A call for zoning reforms that legalize commercial buildings in residential neighborhoods in Seattle—a building type and land use that has fallen out of favor all over the United States.
Sam Kraft, principal of D3 Architects and instructor of architecture at the University of Washington, writes a guest article for The Seattle Times that begins by singing the praises of two building types that are no longer legal in Seattle (like in most cities in the United States): fourplexes and corner stores.
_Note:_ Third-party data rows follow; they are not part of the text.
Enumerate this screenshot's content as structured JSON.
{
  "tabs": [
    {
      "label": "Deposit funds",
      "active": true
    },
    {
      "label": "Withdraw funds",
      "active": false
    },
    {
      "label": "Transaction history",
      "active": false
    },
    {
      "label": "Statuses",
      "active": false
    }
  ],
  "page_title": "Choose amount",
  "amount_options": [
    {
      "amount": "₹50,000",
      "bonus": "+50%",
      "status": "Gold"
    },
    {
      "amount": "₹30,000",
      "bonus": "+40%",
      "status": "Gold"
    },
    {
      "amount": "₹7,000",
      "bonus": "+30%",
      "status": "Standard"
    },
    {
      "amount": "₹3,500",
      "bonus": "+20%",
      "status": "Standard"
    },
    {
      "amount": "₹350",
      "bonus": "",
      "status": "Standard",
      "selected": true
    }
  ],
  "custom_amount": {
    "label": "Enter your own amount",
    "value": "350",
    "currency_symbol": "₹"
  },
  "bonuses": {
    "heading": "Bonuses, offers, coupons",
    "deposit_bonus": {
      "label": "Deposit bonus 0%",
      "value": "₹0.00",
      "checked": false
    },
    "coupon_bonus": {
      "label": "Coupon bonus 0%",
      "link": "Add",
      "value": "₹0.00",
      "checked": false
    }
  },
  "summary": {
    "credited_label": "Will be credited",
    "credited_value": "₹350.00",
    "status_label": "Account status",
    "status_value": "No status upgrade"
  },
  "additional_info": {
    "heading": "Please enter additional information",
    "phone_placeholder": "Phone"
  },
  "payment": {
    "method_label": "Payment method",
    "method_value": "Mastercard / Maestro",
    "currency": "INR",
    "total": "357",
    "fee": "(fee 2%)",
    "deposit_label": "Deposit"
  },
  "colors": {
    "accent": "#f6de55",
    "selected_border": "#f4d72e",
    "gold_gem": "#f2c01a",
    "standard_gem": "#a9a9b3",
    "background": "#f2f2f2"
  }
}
A few corner stores predate the 1923 zoning code written by Harland Bartholomew that implemented a widespread preference for single-family detached housing:
There are a small handful of stores and cafes like Boulevard Grocery (now called Seven Coffee Roasters Market & Cafe) speckled throughout the city’s residential neighborhoods. They have all been in continued operation since at least 1922, weathering the depression, WWII and the Vietnam War, the oil embargo, the Great Recession and now online commerce. Why have they been able to maintain business for 100 years? Because they are beloved local places that connect us — to Seattle’s past; to each other; to the food, drink, art, culture and life of a specific neighborhood. They create more activity on the sidewalk, reducing crime and cars and increasing walking, biking, skipping, scootering and maybe even laughing.
Kraft's appeal is simple: "Let's allow corner stores back into our neighborhoods." The article includes a call to action to appeal to local elected officials with the power to change the city's land use code. An architect in Portland, Oregon made a similar case in 2020, calling for "Accessory Commercial Units," which could be retrofitted for some of the same benefits described by Kraft here.